Le moins que l’on puisse dire, c’est qu’il est mal vu, par les temps qui courent, d’émettre la moindre critique sur le monde occidental. Plaignez-vous de la météo déprimante qu’on doit le plus souvent se fader sous nos latitudes, et on vous accusera d’incitation au terrorisme. Ceux qui s’entêtent à ne pas tout trouver parfait, à remettre en question la vision du monde et le modèle de civilisation dominants, à poser sur les autres cultures un regard plus curieux que normatif ou méprisant, sont traités de masochistes, soupçonnés de se complaire dans l’autoflagellation ou dans une mauvaise conscience tiers-mondiste dépassée. On a tout à apprendre aux autres, et rien à apprendre d’eux : tel est le dogme indépassable du moment. Les seules attitudes admises sont la suffisance, la paranoïa, le repli arrogant, la crispation belliqueuse - une crispation censée répondre à une menace, mais qui, par les signaux qu’elle envoie, ne peut aboutir qu’à la renforcer. La formule est peut-être inutilement provocatrice, mais ils n’ont peut-être pas entièrement tort, ceux qui affirment que le communautarisme le plus puissant, aujourd’hui, c’est le communautarisme blanc.
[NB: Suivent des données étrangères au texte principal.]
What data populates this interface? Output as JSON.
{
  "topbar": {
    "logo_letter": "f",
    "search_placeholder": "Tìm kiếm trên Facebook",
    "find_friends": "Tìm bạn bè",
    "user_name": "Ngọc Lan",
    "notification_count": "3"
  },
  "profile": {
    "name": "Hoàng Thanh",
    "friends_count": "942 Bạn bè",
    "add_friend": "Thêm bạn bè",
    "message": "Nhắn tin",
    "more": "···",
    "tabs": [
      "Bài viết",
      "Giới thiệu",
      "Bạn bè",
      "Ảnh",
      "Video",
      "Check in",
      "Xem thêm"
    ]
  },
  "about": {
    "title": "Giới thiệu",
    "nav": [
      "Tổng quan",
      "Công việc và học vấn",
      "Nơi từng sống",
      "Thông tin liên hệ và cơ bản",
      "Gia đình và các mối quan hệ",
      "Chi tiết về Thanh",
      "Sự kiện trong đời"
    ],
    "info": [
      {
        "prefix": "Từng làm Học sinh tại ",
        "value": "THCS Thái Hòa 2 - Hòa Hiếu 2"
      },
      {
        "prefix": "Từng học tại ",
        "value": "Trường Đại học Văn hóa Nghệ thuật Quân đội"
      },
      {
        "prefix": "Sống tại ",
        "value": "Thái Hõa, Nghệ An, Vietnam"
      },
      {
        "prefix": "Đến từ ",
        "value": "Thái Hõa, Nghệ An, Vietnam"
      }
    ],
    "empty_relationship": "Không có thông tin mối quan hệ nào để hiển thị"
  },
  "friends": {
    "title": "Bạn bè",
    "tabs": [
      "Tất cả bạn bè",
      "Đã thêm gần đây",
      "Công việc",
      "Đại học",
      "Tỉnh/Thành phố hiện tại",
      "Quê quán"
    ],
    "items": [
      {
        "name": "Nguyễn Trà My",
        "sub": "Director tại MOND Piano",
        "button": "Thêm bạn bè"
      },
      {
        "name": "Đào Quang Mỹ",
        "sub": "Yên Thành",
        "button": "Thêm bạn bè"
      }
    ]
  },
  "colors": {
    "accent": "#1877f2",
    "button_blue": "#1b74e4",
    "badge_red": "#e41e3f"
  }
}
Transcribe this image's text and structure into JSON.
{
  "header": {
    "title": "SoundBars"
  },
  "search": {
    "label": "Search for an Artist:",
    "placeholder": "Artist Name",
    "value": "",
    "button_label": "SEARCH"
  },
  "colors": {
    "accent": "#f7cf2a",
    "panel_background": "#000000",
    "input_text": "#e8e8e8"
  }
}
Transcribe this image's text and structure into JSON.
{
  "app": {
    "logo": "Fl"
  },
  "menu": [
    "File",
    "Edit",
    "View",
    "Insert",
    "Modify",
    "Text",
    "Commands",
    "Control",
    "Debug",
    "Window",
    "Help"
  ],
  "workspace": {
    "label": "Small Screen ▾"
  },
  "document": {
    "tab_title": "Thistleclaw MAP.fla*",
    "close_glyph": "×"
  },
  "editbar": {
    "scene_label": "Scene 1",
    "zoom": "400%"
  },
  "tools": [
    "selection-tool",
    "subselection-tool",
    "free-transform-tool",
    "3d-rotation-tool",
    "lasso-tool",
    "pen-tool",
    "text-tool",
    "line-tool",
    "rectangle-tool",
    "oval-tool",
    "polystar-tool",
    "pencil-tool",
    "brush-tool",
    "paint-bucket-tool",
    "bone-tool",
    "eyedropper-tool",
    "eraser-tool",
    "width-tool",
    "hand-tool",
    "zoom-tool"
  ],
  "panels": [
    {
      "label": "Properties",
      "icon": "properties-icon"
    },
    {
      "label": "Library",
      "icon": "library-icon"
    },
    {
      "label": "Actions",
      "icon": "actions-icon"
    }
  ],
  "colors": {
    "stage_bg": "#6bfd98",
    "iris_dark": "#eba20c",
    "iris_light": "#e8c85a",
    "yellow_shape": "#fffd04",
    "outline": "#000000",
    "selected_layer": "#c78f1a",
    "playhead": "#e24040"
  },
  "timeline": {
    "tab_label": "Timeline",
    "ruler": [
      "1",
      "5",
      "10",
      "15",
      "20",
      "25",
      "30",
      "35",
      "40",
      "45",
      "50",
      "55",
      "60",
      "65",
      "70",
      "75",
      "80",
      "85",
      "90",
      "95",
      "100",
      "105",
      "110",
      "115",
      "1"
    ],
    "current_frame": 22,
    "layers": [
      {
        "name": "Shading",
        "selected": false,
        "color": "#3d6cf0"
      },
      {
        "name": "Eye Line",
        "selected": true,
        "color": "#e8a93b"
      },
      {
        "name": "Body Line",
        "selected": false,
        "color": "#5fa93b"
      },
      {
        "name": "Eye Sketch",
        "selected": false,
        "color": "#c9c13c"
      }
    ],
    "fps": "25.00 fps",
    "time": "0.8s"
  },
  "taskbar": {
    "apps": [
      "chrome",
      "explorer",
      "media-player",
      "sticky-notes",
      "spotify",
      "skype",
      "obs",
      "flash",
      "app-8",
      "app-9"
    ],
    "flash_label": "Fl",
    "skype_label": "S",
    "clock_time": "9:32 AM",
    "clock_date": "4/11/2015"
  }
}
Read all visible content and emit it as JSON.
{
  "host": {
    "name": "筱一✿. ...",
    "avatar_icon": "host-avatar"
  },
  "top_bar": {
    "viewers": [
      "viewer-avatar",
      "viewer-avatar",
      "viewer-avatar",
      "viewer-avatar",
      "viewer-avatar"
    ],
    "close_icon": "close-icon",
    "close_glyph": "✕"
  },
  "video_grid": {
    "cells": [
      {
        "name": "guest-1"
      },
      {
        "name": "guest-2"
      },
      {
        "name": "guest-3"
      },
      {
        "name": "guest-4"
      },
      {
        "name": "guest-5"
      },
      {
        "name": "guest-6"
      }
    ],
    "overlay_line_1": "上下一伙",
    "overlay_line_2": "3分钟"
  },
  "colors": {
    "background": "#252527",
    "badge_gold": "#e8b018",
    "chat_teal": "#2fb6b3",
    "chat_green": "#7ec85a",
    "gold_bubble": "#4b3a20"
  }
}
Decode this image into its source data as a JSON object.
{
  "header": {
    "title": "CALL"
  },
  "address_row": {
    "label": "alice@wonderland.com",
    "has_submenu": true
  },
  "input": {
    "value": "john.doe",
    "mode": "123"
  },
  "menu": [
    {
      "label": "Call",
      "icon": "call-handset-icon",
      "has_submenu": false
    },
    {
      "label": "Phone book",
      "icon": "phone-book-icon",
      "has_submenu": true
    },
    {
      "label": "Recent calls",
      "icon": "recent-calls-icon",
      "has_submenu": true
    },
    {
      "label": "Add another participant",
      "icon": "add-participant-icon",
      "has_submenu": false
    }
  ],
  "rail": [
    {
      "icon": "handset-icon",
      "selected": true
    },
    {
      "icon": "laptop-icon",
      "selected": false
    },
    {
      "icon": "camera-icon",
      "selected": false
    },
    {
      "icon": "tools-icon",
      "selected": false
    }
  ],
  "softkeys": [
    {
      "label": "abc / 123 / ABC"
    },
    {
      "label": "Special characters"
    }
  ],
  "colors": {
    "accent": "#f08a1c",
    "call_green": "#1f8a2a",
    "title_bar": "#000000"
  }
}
Pourtant, non seulement le constat d’une certaine difficulté - occidentale en général et française en particulier - à se laisser pénétrer par la différence n’a rien de neuf, mais il est parfois venu de personnalités peu suspectes d’un gauchisme échevelé. En 1969, déjà, dans un article de la revue Esprit, Jacques Berque - référence décidément inépuisable - déplorait que l’échange culturel n’ait jamais été équitable : « Si j’impose aux cultures non occidentales de participer de ma vision des choses, et de se prêter à mes pouvoirs, comment, moi, est-ce que je reçois le message de ces cultures ? Livrons-nous à quelques réflexions sur la façon mutilante et mutilée dont l’homme européen, par exemple, a reçu le message des civilisations africaines. Qu’ont-elles alimenté en nous jusqu’ici ? Quelques inspirations d’art, l’évasion dansée, et guère plus. Elles aboutissent donc à la boutique du marchand de tableaux, et aux caveaux du jazz. Que j’aime ce terme de « caveau », propice aux pénombres digestives ! Après tout, il s’agit toujours de digestion des uns par les autres. Civilisation de consommation, comme on dit. » Il qualifiait encore l’homme occidental industriel, cet « aliénateur aliéné », de « victorieux unijambiste de la culture ».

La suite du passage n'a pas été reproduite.